Słowaccy ratownicy górscy poinformowali w środę, że lawina śnieżna zasypała dwóch skialpinistów w słowackiej części Tatr Zachodnich w czasie zjazdu z Hlińskiego Wierchu do Doliny Kamienistej. Jednego z nich, 25-latka nie udało się uratować.
Według relacji ratowników Górskiego Pogotowia Ratunkowego (Horska Zachranna Służba - HZS), skialpiniści, zjeżdżając żlebem w trzyosobowej grupie, sami wyzwolili lawinę, która porwała dwoje z nich, całkowicie ich zasypując. Wszyscy mieli tak zwane lawinowe ABC, czyli detektory, sondy i łopatki.
Zanim wezwani telefonicznie na ratunek ratownicy HZS dotarli na miejsce na pokładzie śmigłowca, niezasypany skialpinista za pomocą detektora lawinowego odnalazł i odkopał jednego towarzysza, który był metr pod zwałami śniegu. Mężczyzna po chwilowej utracie oddechu odzyskał przytomność.

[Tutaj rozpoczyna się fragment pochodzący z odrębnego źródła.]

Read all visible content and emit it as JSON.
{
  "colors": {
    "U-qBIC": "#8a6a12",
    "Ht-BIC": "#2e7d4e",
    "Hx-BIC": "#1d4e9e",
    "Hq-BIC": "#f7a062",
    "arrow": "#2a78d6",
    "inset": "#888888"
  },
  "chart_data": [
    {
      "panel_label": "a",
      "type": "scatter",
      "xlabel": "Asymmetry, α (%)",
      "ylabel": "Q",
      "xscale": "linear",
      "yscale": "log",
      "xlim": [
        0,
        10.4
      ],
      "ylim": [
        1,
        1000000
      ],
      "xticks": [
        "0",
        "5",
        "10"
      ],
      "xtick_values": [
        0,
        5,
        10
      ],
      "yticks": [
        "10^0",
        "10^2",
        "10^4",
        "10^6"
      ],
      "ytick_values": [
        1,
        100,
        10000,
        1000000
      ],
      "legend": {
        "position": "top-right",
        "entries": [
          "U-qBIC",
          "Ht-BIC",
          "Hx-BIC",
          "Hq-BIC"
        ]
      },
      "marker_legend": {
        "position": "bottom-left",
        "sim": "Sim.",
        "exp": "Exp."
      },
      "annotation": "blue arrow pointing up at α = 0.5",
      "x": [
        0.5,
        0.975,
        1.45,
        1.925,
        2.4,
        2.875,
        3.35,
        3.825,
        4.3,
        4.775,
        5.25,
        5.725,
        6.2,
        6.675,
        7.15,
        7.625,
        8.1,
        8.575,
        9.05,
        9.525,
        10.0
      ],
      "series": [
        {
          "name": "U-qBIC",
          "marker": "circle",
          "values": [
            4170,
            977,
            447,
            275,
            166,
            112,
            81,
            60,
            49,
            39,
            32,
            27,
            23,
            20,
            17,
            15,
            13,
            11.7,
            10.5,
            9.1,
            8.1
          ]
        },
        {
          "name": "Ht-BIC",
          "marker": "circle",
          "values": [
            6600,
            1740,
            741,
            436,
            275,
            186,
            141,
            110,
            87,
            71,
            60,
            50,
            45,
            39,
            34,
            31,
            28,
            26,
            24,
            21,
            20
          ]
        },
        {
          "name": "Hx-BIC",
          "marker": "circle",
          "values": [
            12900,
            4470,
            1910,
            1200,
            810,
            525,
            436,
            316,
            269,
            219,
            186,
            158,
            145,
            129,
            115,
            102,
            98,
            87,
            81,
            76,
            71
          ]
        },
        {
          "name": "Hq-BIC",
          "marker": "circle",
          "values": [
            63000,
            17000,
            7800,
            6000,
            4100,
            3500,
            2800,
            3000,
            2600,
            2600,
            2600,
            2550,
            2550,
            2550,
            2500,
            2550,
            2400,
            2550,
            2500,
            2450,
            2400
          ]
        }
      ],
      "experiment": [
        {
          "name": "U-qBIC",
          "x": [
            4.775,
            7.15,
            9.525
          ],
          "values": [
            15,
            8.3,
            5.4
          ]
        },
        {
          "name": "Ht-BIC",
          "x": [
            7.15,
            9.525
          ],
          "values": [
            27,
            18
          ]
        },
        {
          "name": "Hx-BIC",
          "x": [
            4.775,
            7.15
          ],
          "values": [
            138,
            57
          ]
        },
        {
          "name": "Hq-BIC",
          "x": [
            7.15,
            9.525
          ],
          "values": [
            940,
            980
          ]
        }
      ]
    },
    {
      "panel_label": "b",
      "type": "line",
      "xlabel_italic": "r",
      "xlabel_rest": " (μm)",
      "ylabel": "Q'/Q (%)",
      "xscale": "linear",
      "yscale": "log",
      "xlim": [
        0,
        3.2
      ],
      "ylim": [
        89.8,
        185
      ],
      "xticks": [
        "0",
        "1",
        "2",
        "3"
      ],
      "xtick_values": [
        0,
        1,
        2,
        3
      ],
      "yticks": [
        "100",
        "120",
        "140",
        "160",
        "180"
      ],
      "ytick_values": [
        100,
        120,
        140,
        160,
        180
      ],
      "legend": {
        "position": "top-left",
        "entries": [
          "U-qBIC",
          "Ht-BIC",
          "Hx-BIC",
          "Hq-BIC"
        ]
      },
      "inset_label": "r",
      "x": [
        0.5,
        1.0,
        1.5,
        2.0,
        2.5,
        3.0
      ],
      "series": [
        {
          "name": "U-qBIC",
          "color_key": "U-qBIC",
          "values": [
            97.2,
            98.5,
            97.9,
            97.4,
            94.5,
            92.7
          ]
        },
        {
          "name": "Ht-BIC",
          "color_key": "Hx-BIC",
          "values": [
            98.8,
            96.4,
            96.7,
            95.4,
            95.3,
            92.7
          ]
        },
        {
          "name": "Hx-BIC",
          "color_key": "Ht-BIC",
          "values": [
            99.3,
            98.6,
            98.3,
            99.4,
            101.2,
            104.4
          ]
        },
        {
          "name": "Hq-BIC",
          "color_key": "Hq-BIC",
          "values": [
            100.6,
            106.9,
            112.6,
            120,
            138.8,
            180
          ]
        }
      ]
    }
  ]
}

Drugiego ze skialpinistów nie udało się uratować
Następnie obaj ruszyli na poszukiwania kolejnego zasypanego, którego udało się namierzyć detektorem i odkopać. Poszkodowany był półtora metra pod śniegiem. Kiedy został odkopany, był nieprzytomny. Mimo reanimacji i jej kontynuowaniu po przybyciu ratowników, nie udało się go uratować.
Poszkodowanego ratownicy przetransportowali do szpitala, a ciało 25-latka zostało przetransportowane na dół.
W Tatrach obowiązuje drugi, umiarkowany stopień zagrożenia lawinowego. Również w środę w polskiej części Tatr Zachodnich lawina śnieżna porwała dwóch turystów, jednak nic poważnego im się nie stało.